Gershon Baskin has decided that with respect to Gaza, “We inhabit the same space and live in two different worlds.” We most certainly do not live in the same space, the fence demarcates a border between us – Israel, and them – Gazans. It seems that he is unsure of this important distinction (it is the definition of sovereignty).

As for living in two worlds, he is spot-on. We, Israel, live for most part in the 21st century, in the developed world.

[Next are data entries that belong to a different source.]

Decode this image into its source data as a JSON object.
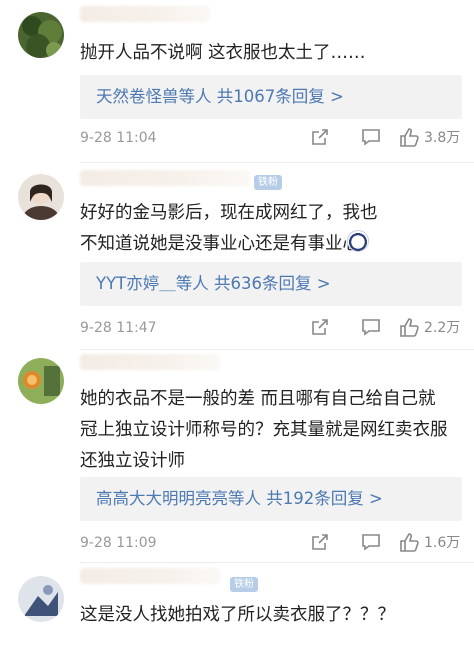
{
  "comments": [
    {
      "text": "抛开人品不说啊 这衣服也太土了……",
      "reply": "天然卷怪兽等人 共1067条回复 >",
      "time": "9-28 11:04",
      "likes": "3.8万",
      "badge": "",
      "avatar_color": "#3f5a2a"
    },
    {
      "text": "好好的金马影后，现在成网红了，我也不知道说她是没事业心还是有事业心",
      "reply": "YYT亦婷＿等人 共636条回复 >",
      "time": "9-28 11:47",
      "likes": "2.2万",
      "badge": "铁粉",
      "avatar_color": "#d8c9bd"
    },
    {
      "text": "她的衣品不是一般的差 而且哪有自己给自己就冠上独立设计师称号的？充其量就是网红卖衣服 还独立设计师",
      "reply": "高高大大明明亮亮等人 共192条回复 >",
      "time": "9-28 11:09",
      "likes": "1.6万",
      "badge": "",
      "avatar_color": "#6e8b3d"
    },
    {
      "text": "这是没人找她拍戏了所以卖衣服了？？？",
      "badge": "铁粉",
      "avatar_color": "#5a6b8a"
    }
  ],
  "icons": {
    "share": "share-icon",
    "comment": "comment-icon",
    "like": "thumbs-up-icon"
  },
  "colors": {
    "link": "#4d79b2",
    "meta": "#999999",
    "badge": "#b6cde8",
    "reply_bg": "#f2f2f2"
  }
}
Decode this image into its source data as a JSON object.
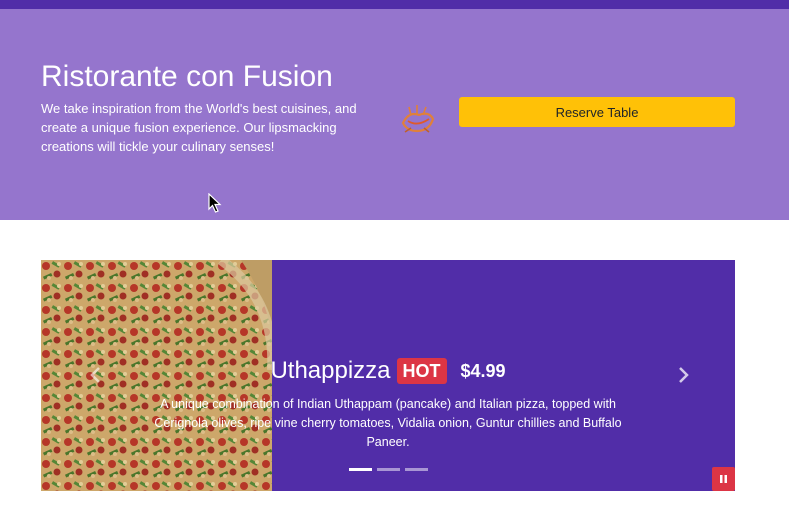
{
  "jumbotron": {
    "title": "Ristorante con Fusion",
    "tagline": "We take inspiration from the World's best cuisines, and create a unique fusion experience. Our lipsmacking creations will tickle your culinary senses!",
    "reserve_label": "Reserve Table",
    "logo_icon": "restaurant-logo-icon"
  },
  "carousel": {
    "slide": {
      "name": "Uthappizza",
      "badge": "HOT",
      "price": "$4.99",
      "description": "A unique combination of Indian Uthappam (pancake) and Italian pizza, topped with Cerignola olives, ripe vine cherry tomatoes, Vidalia onion, Guntur chillies and Buffalo Paneer."
    },
    "indicators": {
      "count": 3,
      "active": 0
    },
    "colors": {
      "background": "#512da8",
      "badge": "#dc3545",
      "pause": "#dc3545"
    }
  },
  "colors": {
    "topbar": "#512da8",
    "jumbotron": "#9575cd",
    "reserve_button": "#ffc107"
  }
}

They, Gaza, live in the 14th century, in the Islamic world. Baskin’s tears for the casualties suffered by the invading horde trying to breach the border makes one wonder which side he is with.

KOBI SIMPSON-LAVY
Rehovot



Next on the menu

I’ve read in “A-G files indictment against Sara Netanyahu for fraud” about Sara Netanyahu charging the state for NIS 359,000 in meals.

I certainly hope she’ll eventually receive her... just desserts.

SHALVA DAVIES
Jerusalem



British perfidy

Regarding “Life under British rule” (June 24), considering that:

 1) Britain was selected by the United Nations to ensure the enactment of the Mandate for Palestine which gave Jerusalem and the so-called “West Bank” to the Jewish people and that decision is still legal today; 2) the territory was territory unlawfully held by Transjordan (note the name); 3) Britain was only one of two countries in the world that, recognized it as Jordanian territory in spite of its knowledge of the Mandate for Palestine; 4) the “Palestinian people” never existed, except as an overall description of Jews, Muslims, Druse, Christian and other minorities who lived in the territory reserved for the Jewish people; 5) the “Palestinians” never had sovereignty over any land whatsoever; 6) the Israeli government cannot possibly be “occupying” its own sovereign territory, it is more than surprising that Britain’s Foreign Office would have the temerity to refer to any part of Jerusalem or, for that matter, any part of the territories laid down as Jewish land in the Mandate for Palestine, as being under occupation by Israel.

The reputation of Britain’s Foreign Office and, indeed of their country is at stake here. I look forward to hearing a retraction.